The Daily Campus, Page 10
Tuesday, October 23, 2012
UConn, Syracuse will meet to decide Big East title By Erica Brancato Campus Correspondent As the field hockey season begins to wind down, the competition is getting hotter than ever. It all comes down to the last few games to determine which teams make it to the Big East and which ones miss out. The Providence Friars secured the third spot along with Syracuse and UConn, leaving teams to battle it out for the one spot that remains.

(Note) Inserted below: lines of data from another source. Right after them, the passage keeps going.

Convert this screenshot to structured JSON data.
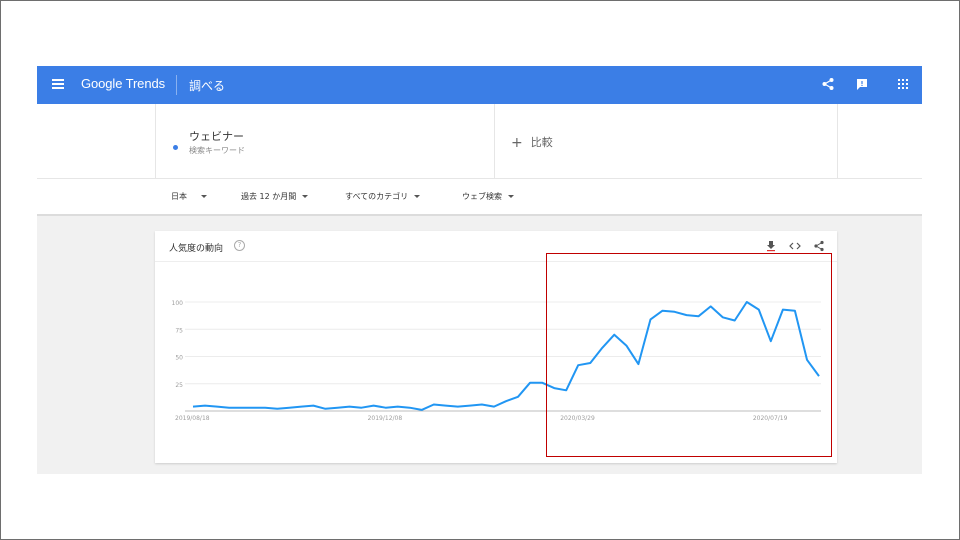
{
  "app": {
    "brand": "Google Trends",
    "explore_label": "調べる",
    "icons": [
      "menu-icon",
      "share-icon",
      "feedback-icon",
      "apps-icon"
    ]
  },
  "search": {
    "term": "ウェビナー",
    "term_type": "検索キーワード",
    "compare_label": "比較",
    "term_color": "#3b7ee6"
  },
  "filters": {
    "region": "日本",
    "time": "過去 12 か月間",
    "category": "すべてのカテゴリ",
    "property": "ウェブ検索"
  },
  "card": {
    "title": "人気度の動向",
    "help": "?",
    "icons": [
      "download-icon",
      "embed-icon",
      "share-icon"
    ]
  },
  "chart_data": {
    "type": "line",
    "title": "人気度の動向",
    "xlabel": "",
    "ylabel": "",
    "ylim": [
      0,
      100
    ],
    "yticks": [
      25,
      50,
      75,
      100
    ],
    "grid": true,
    "x_tick_labels": [
      "2019/08/18",
      "2019/12/08",
      "2020/03/29",
      "2020/07/19"
    ],
    "x_tick_positions": [
      0,
      16,
      32,
      48
    ],
    "series": [
      {
        "color": "#2196f3",
        "values": [
          4,
          5,
          4,
          3,
          3,
          3,
          3,
          2,
          3,
          4,
          5,
          2,
          3,
          4,
          3,
          5,
          3,
          4,
          3,
          1,
          6,
          5,
          4,
          5,
          6,
          4,
          9,
          13,
          26,
          26,
          21,
          19,
          42,
          44,
          58,
          70,
          60,
          43,
          84,
          92,
          91,
          88,
          87,
          96,
          86,
          83,
          100,
          93,
          64,
          93,
          92,
          47,
          32
        ]
      }
    ]
  },
  "annotation": {
    "highlight_color": "#c00000"
  }
}
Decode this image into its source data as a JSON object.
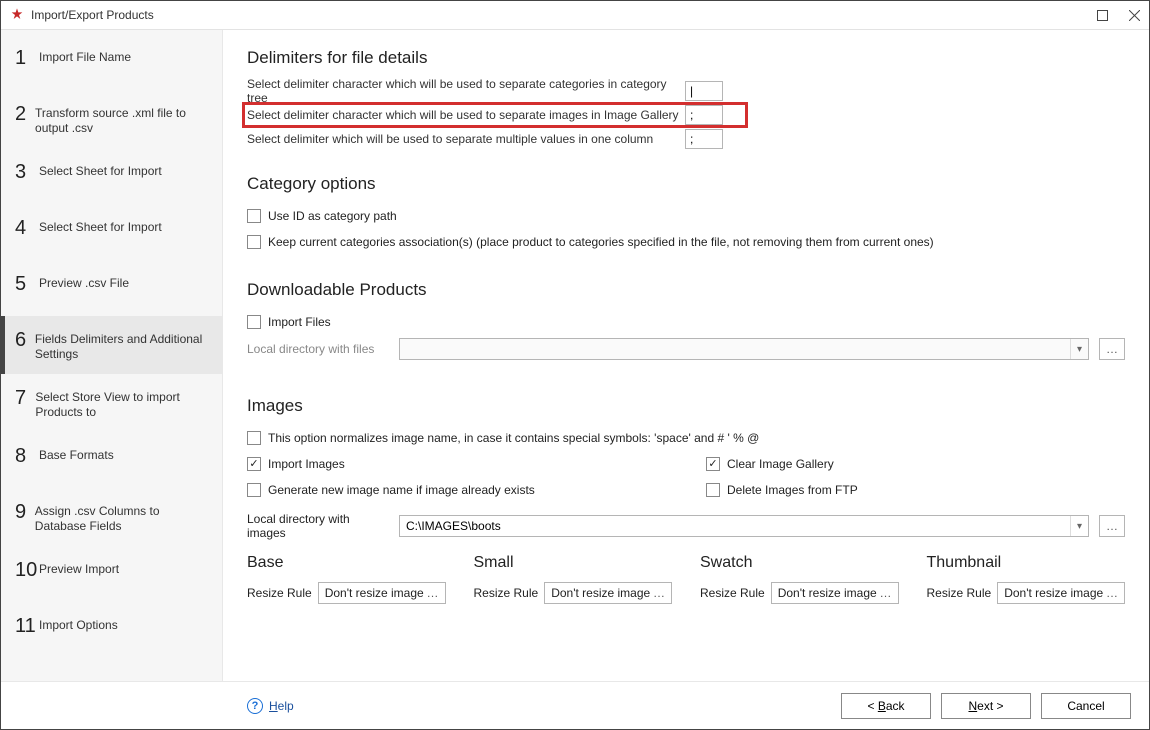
{
  "window": {
    "title": "Import/Export Products"
  },
  "steps": [
    {
      "num": "1",
      "label": "Import File Name"
    },
    {
      "num": "2",
      "label": "Transform source .xml file to output .csv"
    },
    {
      "num": "3",
      "label": "Select Sheet for Import"
    },
    {
      "num": "4",
      "label": "Select Sheet for Import"
    },
    {
      "num": "5",
      "label": "Preview .csv File"
    },
    {
      "num": "6",
      "label": "Fields Delimiters and Additional Settings"
    },
    {
      "num": "7",
      "label": "Select Store View to import Products to"
    },
    {
      "num": "8",
      "label": "Base Formats"
    },
    {
      "num": "9",
      "label": "Assign .csv Columns to Database Fields"
    },
    {
      "num": "10",
      "label": "Preview Import"
    },
    {
      "num": "11",
      "label": "Import Options"
    }
  ],
  "active_step_index": 5,
  "sections": {
    "delimiters": {
      "heading": "Delimiters for file details",
      "rows": [
        {
          "label": "Select delimiter character which will be used to separate categories in category tree",
          "value": "|"
        },
        {
          "label": "Select delimiter character which will be used to separate images in Image Gallery",
          "value": ";"
        },
        {
          "label": "Select delimiter which will be used to separate multiple values in one column",
          "value": ";"
        }
      ]
    },
    "category": {
      "heading": "Category options",
      "use_id_label": "Use ID as category path",
      "keep_categories_label": "Keep current categories association(s) (place product to categories specified in the file, not removing them from current ones)"
    },
    "downloadable": {
      "heading": "Downloadable Products",
      "import_files_label": "Import Files",
      "dir_label": "Local directory with files",
      "dir_value": ""
    },
    "images": {
      "heading": "Images",
      "normalize_label": "This option normalizes image name, in case it contains special symbols: 'space' and # ' % @",
      "import_images_label": "Import Images",
      "clear_gallery_label": "Clear Image Gallery",
      "gen_new_name_label": "Generate new image name if image already exists",
      "delete_ftp_label": "Delete Images from FTP",
      "dir_label": "Local directory with images",
      "dir_value": "C:\\IMAGES\\boots",
      "columns": {
        "base": {
          "title": "Base",
          "resize_label": "Resize Rule",
          "value": "Don't resize image"
        },
        "small": {
          "title": "Small",
          "resize_label": "Resize Rule",
          "value": "Don't resize image"
        },
        "swatch": {
          "title": "Swatch",
          "resize_label": "Resize Rule",
          "value": "Don't resize image"
        },
        "thumbnail": {
          "title": "Thumbnail",
          "resize_label": "Resize Rule",
          "value": "Don't resize image"
        }
      }
    }
  },
  "footer": {
    "help": "Help",
    "back": "< Back",
    "next": "Next >",
    "cancel": "Cancel"
  }
}
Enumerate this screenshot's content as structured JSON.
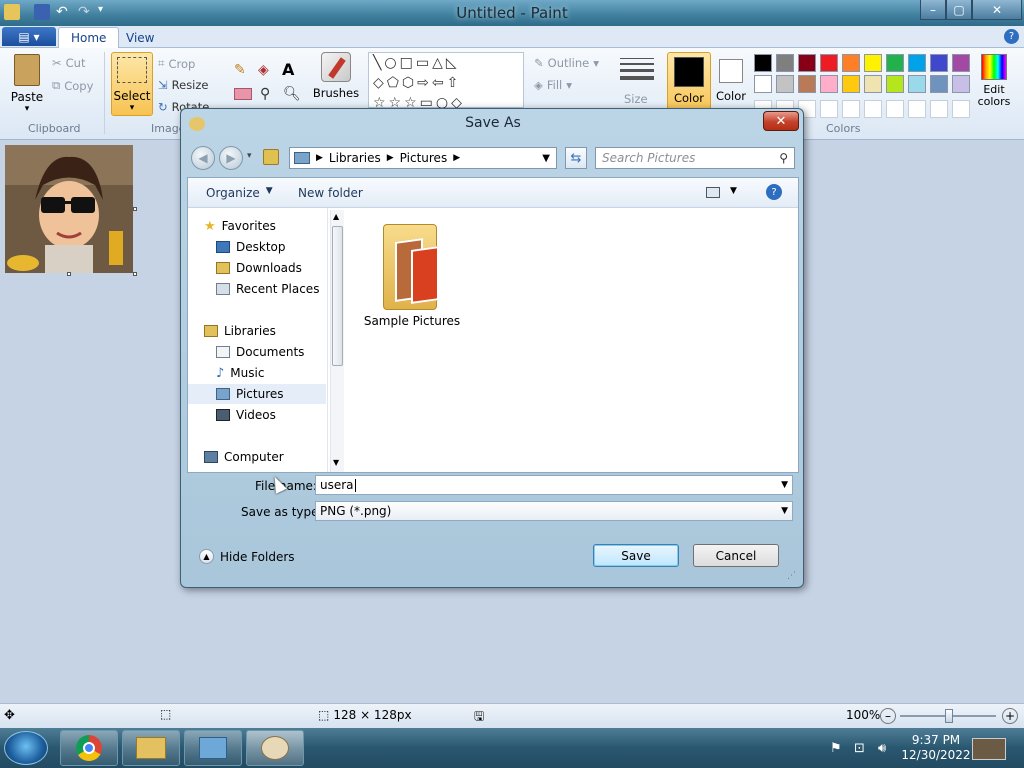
{
  "window": {
    "title": "Untitled - Paint"
  },
  "ribbon": {
    "tabs": [
      "Home",
      "View"
    ],
    "clipboard": {
      "paste": "Paste",
      "cut": "Cut",
      "copy": "Copy",
      "group": "Clipboard"
    },
    "image": {
      "select": "Select",
      "crop": "Crop",
      "resize": "Resize",
      "rotate": "Rotate",
      "group": "Image"
    },
    "tools": {
      "brushes": "Brushes"
    },
    "shapes": {
      "outline": "Outline",
      "fill": "Fill"
    },
    "size": "Size",
    "color1": "Color 1",
    "color2": "Color 2",
    "edit_colors": "Edit colors",
    "colors_group": "Colors",
    "palette": [
      "#000000",
      "#7f7f7f",
      "#880015",
      "#ed1c24",
      "#ff7f27",
      "#fff200",
      "#22b14c",
      "#00a2e8",
      "#3f48cc",
      "#a349a4",
      "#ffffff",
      "#c3c3c3",
      "#b97a57",
      "#ffaec9",
      "#ffc90e",
      "#efe4b0",
      "#b5e61d",
      "#99d9ea",
      "#7092be",
      "#c8bfe7"
    ]
  },
  "status": {
    "dimensions": "128 × 128px",
    "zoom": "100%"
  },
  "dialog": {
    "title": "Save As",
    "address": [
      "Libraries",
      "Pictures"
    ],
    "search_placeholder": "Search Pictures",
    "organize": "Organize",
    "new_folder": "New folder",
    "nav": {
      "favorites": "Favorites",
      "desktop": "Desktop",
      "downloads": "Downloads",
      "recent": "Recent Places",
      "libraries": "Libraries",
      "documents": "Documents",
      "music": "Music",
      "pictures": "Pictures",
      "videos": "Videos",
      "computer": "Computer"
    },
    "folder": "Sample Pictures",
    "file_name_label": "File name:",
    "file_name_value": "usera",
    "save_type_label": "Save as type:",
    "save_type_value": "PNG (*.png)",
    "hide_folders": "Hide Folders",
    "save": "Save",
    "cancel": "Cancel"
  },
  "taskbar": {
    "time": "9:37 PM",
    "date": "12/30/2022"
  }
}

This week’s games resulted in big wins, terrible losses and upsets that will make or break teams. The No.5 Villanova Wildcats were defeated 4-0 by Indiana on Sunday. Indiana’s Morgan Fleetwood secured the first goal of the game only 5:32 into the contest. Villanova’s intensity picked up in the second half, but by that time it was already too late. Indiana was leading Villanova 4-0 by halftime. The Wildcats were outshot 22-16,
leaving their overall record to 6-11. No. 4 Rutgers lost 2-1 to Brown on Sunday despite their shot advantage throughout the game. The Scarlet Knights held a 36 shot lead compared to the Bears eight shots, but Rutgers couldn’t secure the win. Brown’s Megan O’Donnell scored two unassisted goals to win the game for Brown and left Rutgers with an 8-9 season record. The No. 3 Providence Friars played the No. 4 Rutgers Scarlet Knights on Friday. Providence scored two second half goals to come back and defeat Rutgers 2-1. Providence’s Henni Tietze and Danielle Bernasconi each scored a goal to help the team prevail. Despite the Friar’s 2-1 overtime loss against University of New Hampshire on Sunday, Providence secured one of the two remaining spots in the Big East tournament along with Syracuse and UConn. The No. 2 Louisville
Cardinals played the No. 5 Villanova Wildcats on Saturday. After a big loss against Rutgers, Louisville was eager to prove their dominance in the conference. The game was evenly matched at first, resulting in a scoreless first half. But after halftime, Louisville came out on top. With 1:39 into the second half, the Cardinals Erin Schneidtmiller scored the first goal of the game. Page Monsen and Alyssa Voelmle helped Louisville win the game 3-1. The Cardinals outshot the Wildcats 18-4. With a win under their belt, Louisville remains eligible for the last spot for the Big East tournament. The No.1 Syracuse Orange played two games this weekend against Georgetown and Boston College. Friday, Syracuse beat No. 6 Georgetown a biting 7-2. The Orange’s Lauren Brooks scored two goals while Emma Russel, Jordan Page, Leoni Geyer, and Laura Hahnefeldt also scored goals to help
Syracuse in their victory. At halftime, Syracuse was up 5-1. The Orange held a 34-7 advantage in shots, and had 15 penalty corners compared to Georgetown’s five. Syracuse continued their winning streak on Sunday, defeating Boston College 4-2. The Orange’s Gillian Pinder and Emma Russell scored two goals each to help Syracuse in their victory. The Orange outshot the Eagles 20-11 but their penalty corners were evenly matched with six each. With their wins this weekend, Syracuse continued their home game winning streak to 35 matches. The Orange have not lost at home since 2009. This will be the biggest threat to UConn as they travel to Syracuse to play on the 27th. As proven by UMass, Syracuse is beatable. UConn must play their best game to prevail.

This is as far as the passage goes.